Avec ses 24 adhérents, le comité de territoire Paturin ne peine pas seulement à mobiliser les agriculteurs. Il a également du mal à se faire entendre des élus locaux. Ce n'est pas faute d'avoir lancé des initiatives, comme la charte du bien vivre ensemble ou ces rencontres au cœur des fermes qui permettent de « montrer les différentes facettes du métier que les élus et les habitants n'appréhendent pas forcément », a rappelé Roland Seigle, lors de l'assemblée générale de Paturin le 30 janvier. Il est pourtant un domaine où le partenariat avec les élus est vital : c'est le foncier, « question centrale de notre territoire, notamment au niveau de la Capi », insiste le président de Paturin. André Coppard, céréalier à Saint-Savin élu à la chambre d'agriculture, estime que les agriculteurs aussi « doivent jouer le jeu » de leur côté. « Si la Capi sent qu'il n'y a pas beaucoup de dynamisme du côté agricole, l'intérêt pour le foncier va s'estomper, analyse-t-il. Sur la zone, d'importantes surfaces sont en jeu. Il faut un outil de protection à long terme pour que des jeunes puissent s'installer. Nous devons faire entendre aux élus qu'ils ne peuvent tenir un double discours, parlant de protection du foncier d'un côté et faisant valoir de l'autre la réserve foncière importante de la Capi pour favoriser le développement du pôle logistique. »

S'investir en amont

Ironie du sort : le président de la Capi entre dans la salle au moment où André Coppard achève sa phrase... « Vous arrivez juste à temps ! » lui lance l'agriculteur. Jean Papadopulo, par ailleurs maire de Four, reconnaît que le manque d'interlocuteur pose souvent problème : « Nous proposons des choses, mais si nous n'avons pas de représentant légitime de la profession agricole auprès de nous, la discussion ne peut pas s'instaurer. La vie avance, et elle avance vite. Nous, collectivités, nous avons une loi qui tombe tous les 15 jours. Si nous n'avons personne en face de nous, nous prenons des décisions et les gens ne sont pas contents. Pour dépasser ça, il faut s'investir en amont. » Aux agriculteurs qui, dans la salle, expliquent qu'ils aimeraient bien, mais n'ont pas le temps, Roland Seigle rétorque en développant le propos de Jean Papadopulo : « Le monde qui gravite autour de nous ne s'arrête pas. Il ne va pas nous attendre. Aujourd'hui, nous travaillons sous pression, mais nous ne sommes pas les seuls ! Il faut participer à ce qui se dit.
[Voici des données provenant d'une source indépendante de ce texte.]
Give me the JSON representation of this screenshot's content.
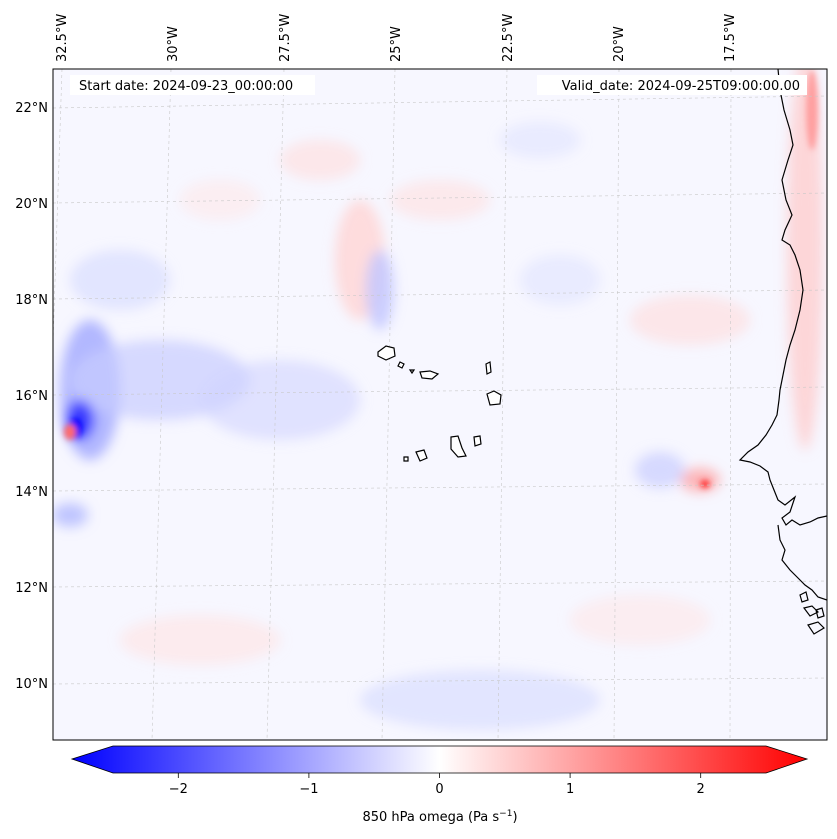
{
  "map": {
    "start_date": "Start date: 2024-09-23_00:00:00",
    "valid_date": "Valid_date: 2024-09-25T09:00:00.00",
    "lon_ticks": [
      "32.5°W",
      "30°W",
      "27.5°W",
      "25°W",
      "22.5°W",
      "20°W",
      "17.5°W"
    ],
    "lat_ticks": [
      "22°N",
      "20°N",
      "18°N",
      "16°N",
      "14°N",
      "12°N",
      "10°N"
    ],
    "colorbar": {
      "label_main": "850 hPa omega (Pa s",
      "label_exp": "−1",
      "label_close": ")",
      "ticks": [
        "−2",
        "−1",
        "0",
        "1",
        "2"
      ],
      "tick_values": [
        -2,
        -1,
        0,
        1,
        2
      ],
      "vmin": -2.5,
      "vmax": 2.5,
      "cmap": [
        "#0000ff",
        "#ffffff",
        "#ff0000"
      ]
    }
  }
}
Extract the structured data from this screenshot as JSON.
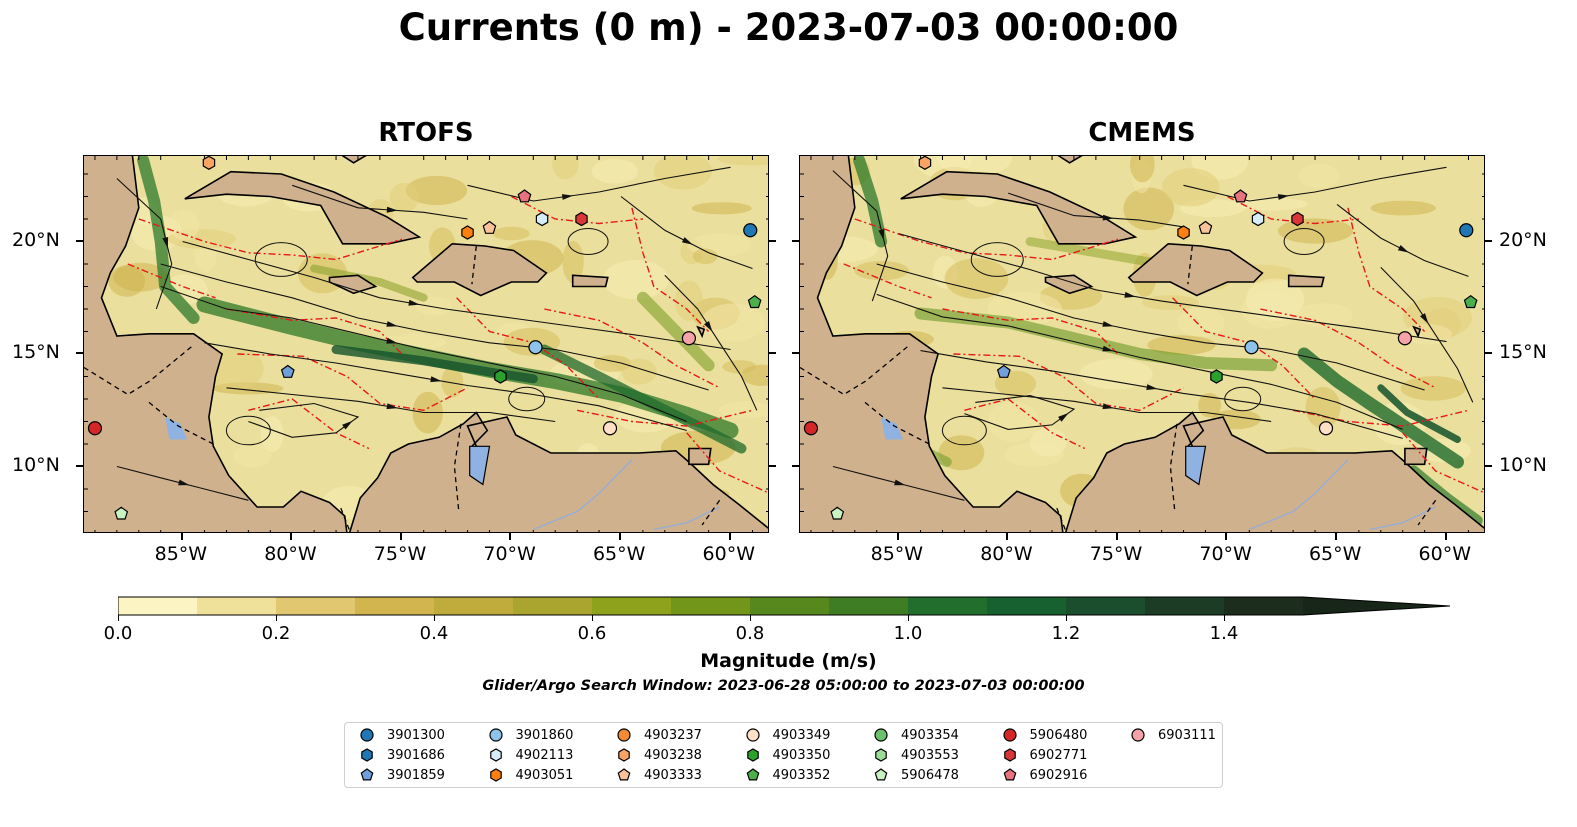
{
  "figure": {
    "title": "Currents (0 m) - 2023-07-03 00:00:00",
    "search_window_note": "Glider/Argo Search Window: 2023-06-28 05:00:00 to 2023-07-03 00:00:00"
  },
  "panels": [
    {
      "title": "RTOFS"
    },
    {
      "title": "CMEMS"
    }
  ],
  "axes": {
    "lon_labels": [
      "85°W",
      "80°W",
      "75°W",
      "70°W",
      "65°W",
      "60°W"
    ],
    "lon_values": [
      -85,
      -80,
      -75,
      -70,
      -65,
      -60
    ],
    "lat_labels": [
      "20°N",
      "15°N",
      "10°N"
    ],
    "lat_values": [
      20,
      15,
      10
    ],
    "lon_range": [
      -89.5,
      -58.2
    ],
    "lat_range": [
      7.0,
      23.8
    ]
  },
  "colorbar": {
    "label": "Magnitude (m/s)",
    "tick_labels": [
      "0.0",
      "0.2",
      "0.4",
      "0.6",
      "0.8",
      "1.0",
      "1.2",
      "1.4"
    ],
    "tick_values": [
      0.0,
      0.2,
      0.4,
      0.6,
      0.8,
      1.0,
      1.2,
      1.4
    ],
    "range": [
      0.0,
      1.5
    ],
    "extend": "max",
    "colors": [
      "#fcf5c3",
      "#efe09a",
      "#e0c770",
      "#d2b54f",
      "#bfac3d",
      "#a9a52e",
      "#8fa21c",
      "#71961a",
      "#57881e",
      "#3f7d24",
      "#226f2d",
      "#17602f",
      "#1a4e2c",
      "#1d3c26",
      "#1c2c1d"
    ]
  },
  "colors": {
    "land": "#d0b18e",
    "ocean_low": "#eadf9c",
    "eez_line": "#e8181a",
    "coast": "#000000",
    "lake": "#8fb2e2",
    "border": "#000000"
  },
  "floats": [
    {
      "id": "3901300",
      "marker": "circle",
      "color": "#1f77b4",
      "lon": -59.1,
      "lat": 20.5
    },
    {
      "id": "3901686",
      "marker": "hexagon",
      "color": "#1f77b4",
      "lon": null,
      "lat": null
    },
    {
      "id": "3901859",
      "marker": "pentagon",
      "color": "#6fa0dc",
      "lon": -80.2,
      "lat": 14.2
    },
    {
      "id": "3901860",
      "marker": "circle",
      "color": "#8ec4ec",
      "lon": -68.9,
      "lat": 15.3
    },
    {
      "id": "4902113",
      "marker": "hexagon",
      "color": "#d6ecf9",
      "lon": -68.6,
      "lat": 21.0
    },
    {
      "id": "4903051",
      "marker": "hexagon",
      "color": "#ff7f0e",
      "lon": -72.0,
      "lat": 20.4
    },
    {
      "id": "4903237",
      "marker": "circle",
      "color": "#f58b33",
      "lon": null,
      "lat": null
    },
    {
      "id": "4903238",
      "marker": "hexagon",
      "color": "#f9a462",
      "lon": -83.8,
      "lat": 23.5
    },
    {
      "id": "4903333",
      "marker": "pentagon",
      "color": "#fcc39a",
      "lon": -71.0,
      "lat": 20.6
    },
    {
      "id": "4903349",
      "marker": "circle",
      "color": "#fde0c6",
      "lon": -65.5,
      "lat": 11.7
    },
    {
      "id": "4903350",
      "marker": "hexagon",
      "color": "#2ca02c",
      "lon": -70.5,
      "lat": 14.0
    },
    {
      "id": "4903352",
      "marker": "pentagon",
      "color": "#4bb04b",
      "lon": -58.9,
      "lat": 17.3
    },
    {
      "id": "4903354",
      "marker": "circle",
      "color": "#6cc26c",
      "lon": null,
      "lat": null
    },
    {
      "id": "4903553",
      "marker": "hexagon",
      "color": "#9bdc96",
      "lon": null,
      "lat": null
    },
    {
      "id": "5906478",
      "marker": "pentagon",
      "color": "#c9f2c2",
      "lon": -87.8,
      "lat": 7.9
    },
    {
      "id": "5906480",
      "marker": "circle",
      "color": "#d62728",
      "lon": -89.0,
      "lat": 11.7
    },
    {
      "id": "6902771",
      "marker": "hexagon",
      "color": "#d9363a",
      "lon": -66.8,
      "lat": 21.0
    },
    {
      "id": "6902916",
      "marker": "pentagon",
      "color": "#e8737c",
      "lon": -69.4,
      "lat": 22.0
    },
    {
      "id": "6903111",
      "marker": "circle",
      "color": "#f5a3a8",
      "lon": -61.9,
      "lat": 15.7
    }
  ]
}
Après, c'est trop tard. »
Guy Gerin, exploitant à la retraite et maire de Lieudieu, fait alors remarquer que les agriculteurs, même s'ils veulent s'investir, ont toujours l'impression d'avoir un temps de retard sur les dossiers : « Quand le projet est présenté autour d'une table, tout est déjà ficelé... » L'observation fait mouche. Qui n'a pas déjà éprouvé le désagréable sentiment d'arriver après une bataille qui n'a même pas eu lieu ? Le président de la Capi convient que cela peut arriver, mais explique que les élus ne peuvent pas aller chercher toutes les parties prenantes « par la main ». « On est tous dans la tourmente et pris par 36 sujets. Mais si vous n'y allez pas, les choses vont s'imposer à vous, insiste-t-il. Si vous ne vous adaptez pas, vous êtes morts ! Vous êtes en difficulté, mais venez avec nous et réfléchissons ensemble pour trouver des solutions, des compensations. J'incite notamment les jeunes à venir participer. » Un éleveur de Royas souligne un frein majeur du côté des horaires, expliquant qu'il est difficile pour un agriculteur qui est « à la fois éleveur, technicien et comptable », d'assister à des réunions se tenant à des heures de bureau. Un obstacle qui pourrait être levé avec « la création d'une petite cellule d'agriculteurs fonctionnant en réseau », a suggéré Marie-Claude Pichat, présidente du LEAP Vallon Bonnevaux qui accueillait l'AG de Paturin. Reste à établir la connexion.